Германцы получили в русской прессе не более лестные отзывы, обвиненные в предательстве дружбы, столь долго поддерживаемой с ними Александром II. Генерал Скобелев, один из героев покорения Средней Азии, не уставал повторять: «Наш враг — это Германия. Война с ней неизбежна».
Только либералы подвергли итоги войны и условия мирного договора серьезному анализу и пришли к выводу, что ограничения, наложенные на Россию европейскими державами, были незначительны в сравнении с завоеваниями.
Однако Александр И, поддержавший представителей русской делегации на конгрессе, придерживался гораздо более реалистичного взгляда. Он полагал, что России удалось извлечь из своей победы все, на что можно было надеяться. Один из российских дипломатов отмечал: «Не сочли ли бы мы безумцем того, кто еще два года назад предрек бы столь блестящий результат?»

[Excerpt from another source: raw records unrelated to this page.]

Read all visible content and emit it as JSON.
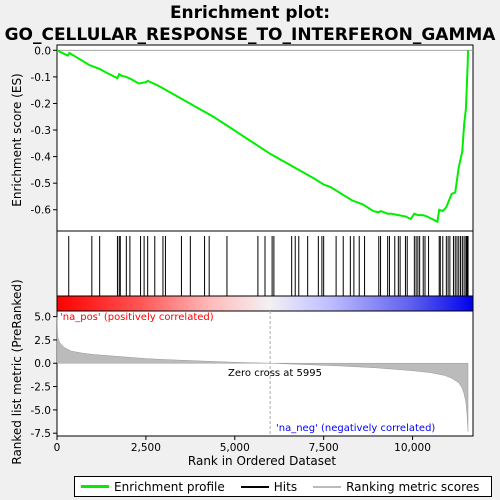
{
  "title_line1": "Enrichment plot:",
  "title_line2": "GO_CELLULAR_RESPONSE_TO_INTERFERON_GAMMA",
  "legend": {
    "profile": "Enrichment profile",
    "hits": "Hits",
    "scores": "Ranking metric scores"
  },
  "colors": {
    "profile": "#00ee00",
    "hits": "#000000",
    "scores": "#bbbbbb",
    "pos": "#ff0000",
    "neg": "#0000ff"
  },
  "chart_data": [
    {
      "name": "enrichment",
      "type": "line",
      "ylabel": "Enrichment score (ES)",
      "ylim": [
        -0.68,
        0.02
      ],
      "yticks": [
        0.0,
        -0.1,
        -0.2,
        -0.3,
        -0.4,
        -0.5,
        -0.6
      ],
      "ytick_labels": [
        "0.0",
        "-0.1",
        "-0.2",
        "-0.3",
        "-0.4",
        "-0.5",
        "-0.6"
      ],
      "xlim": [
        0,
        11700
      ],
      "x": [
        0,
        300,
        350,
        600,
        900,
        1000,
        1200,
        1400,
        1700,
        1750,
        1800,
        1950,
        2100,
        2300,
        2500,
        2550,
        2800,
        3000,
        3200,
        3600,
        4000,
        4400,
        4800,
        5200,
        5600,
        6000,
        6400,
        6800,
        7200,
        7500,
        7700,
        8000,
        8300,
        8600,
        8900,
        9050,
        9100,
        9300,
        9400,
        9600,
        9800,
        9950,
        10050,
        10150,
        10300,
        10400,
        10550,
        10700,
        10750,
        10850,
        10950,
        11100,
        11200,
        11300,
        11400,
        11450,
        11500,
        11530,
        11550,
        11560
      ],
      "y": [
        0.0,
        -0.02,
        -0.01,
        -0.03,
        -0.055,
        -0.06,
        -0.07,
        -0.085,
        -0.105,
        -0.09,
        -0.095,
        -0.1,
        -0.11,
        -0.125,
        -0.12,
        -0.115,
        -0.13,
        -0.145,
        -0.16,
        -0.19,
        -0.22,
        -0.25,
        -0.285,
        -0.32,
        -0.355,
        -0.39,
        -0.42,
        -0.45,
        -0.48,
        -0.505,
        -0.515,
        -0.54,
        -0.565,
        -0.58,
        -0.605,
        -0.61,
        -0.605,
        -0.615,
        -0.615,
        -0.62,
        -0.625,
        -0.635,
        -0.615,
        -0.62,
        -0.62,
        -0.625,
        -0.635,
        -0.645,
        -0.6,
        -0.605,
        -0.59,
        -0.54,
        -0.535,
        -0.44,
        -0.38,
        -0.28,
        -0.22,
        -0.12,
        -0.05,
        0.0
      ]
    },
    {
      "name": "hits",
      "type": "scatter",
      "x": [
        330,
        980,
        1200,
        1700,
        1750,
        1780,
        1950,
        2050,
        2350,
        2450,
        2550,
        2750,
        2980,
        3050,
        3500,
        3750,
        4150,
        4280,
        4780,
        5650,
        5850,
        6050,
        6100,
        6600,
        6700,
        6800,
        7050,
        7350,
        7450,
        7500,
        7850,
        8050,
        8250,
        8350,
        8500,
        8650,
        9050,
        9100,
        9300,
        9350,
        9500,
        9600,
        9650,
        9800,
        9850,
        10050,
        10100,
        10150,
        10200,
        10300,
        10350,
        10450,
        10750,
        10780,
        10850,
        10950,
        11000,
        11050,
        11150,
        11200,
        11250,
        11300,
        11350,
        11400,
        11450,
        11500,
        11520,
        11540,
        11560
      ]
    },
    {
      "name": "ranking_metric",
      "type": "area",
      "xlabel": "Rank in Ordered Dataset",
      "ylabel": "Ranked list metric (PreRanked)",
      "ylim": [
        -7.8,
        5.6
      ],
      "yticks": [
        5.0,
        2.5,
        0.0,
        -2.5,
        -5.0,
        -7.5
      ],
      "ytick_labels": [
        "5.0",
        "2.5",
        "0.0",
        "-2.5",
        "-5.0",
        "-7.5"
      ],
      "xlim": [
        0,
        11700
      ],
      "xticks": [
        0,
        2500,
        5000,
        7500,
        10000
      ],
      "xtick_labels": [
        "0",
        "2,500",
        "5,000",
        "7,500",
        "10,000"
      ],
      "x": [
        0,
        20,
        80,
        200,
        400,
        700,
        1000,
        1500,
        2000,
        2500,
        3000,
        4000,
        5000,
        5995,
        7000,
        8000,
        9000,
        10000,
        10500,
        10900,
        11100,
        11300,
        11400,
        11450,
        11500,
        11530,
        11560
      ],
      "y": [
        5.0,
        2.8,
        2.2,
        1.7,
        1.3,
        1.1,
        0.95,
        0.8,
        0.65,
        0.5,
        0.4,
        0.25,
        0.1,
        0.0,
        -0.15,
        -0.3,
        -0.5,
        -0.8,
        -1.0,
        -1.3,
        -1.6,
        -2.1,
        -2.7,
        -3.3,
        -4.2,
        -5.5,
        -7.3
      ],
      "zero_cross_label": "Zero cross at 5995",
      "pos_label": "'na_pos' (positively correlated)",
      "neg_label": "'na_neg' (negatively correlated)"
    }
  ]
}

Милютин разделял этот взгляд и отмечал в своем дневнике, что в восточном вопросе после войны и заключения мирного договора был достигнут значительный прогресс. Он не сомневался в том, что статус Болгарии, даже разделенной и не обладающей всей полнотой политических прав, в обозримом будущем приведет к ее объединению. Бисмарк подтверждал это суждение, указывая на то, с какими преимуществами Россия вышла из войны. Россия, и канцлер имел основания это утверждать, вышла победительницей после конгресса, на котором европейские государства поставили задачу свести на нет результаты ее побед. Парижский договор отныне не заслуживал ничего, кроме как быть забытым, русская армия вернула себе былое величие, а Российская империя в эти годы расширила свои границы как в южном, так и в восточном направлении.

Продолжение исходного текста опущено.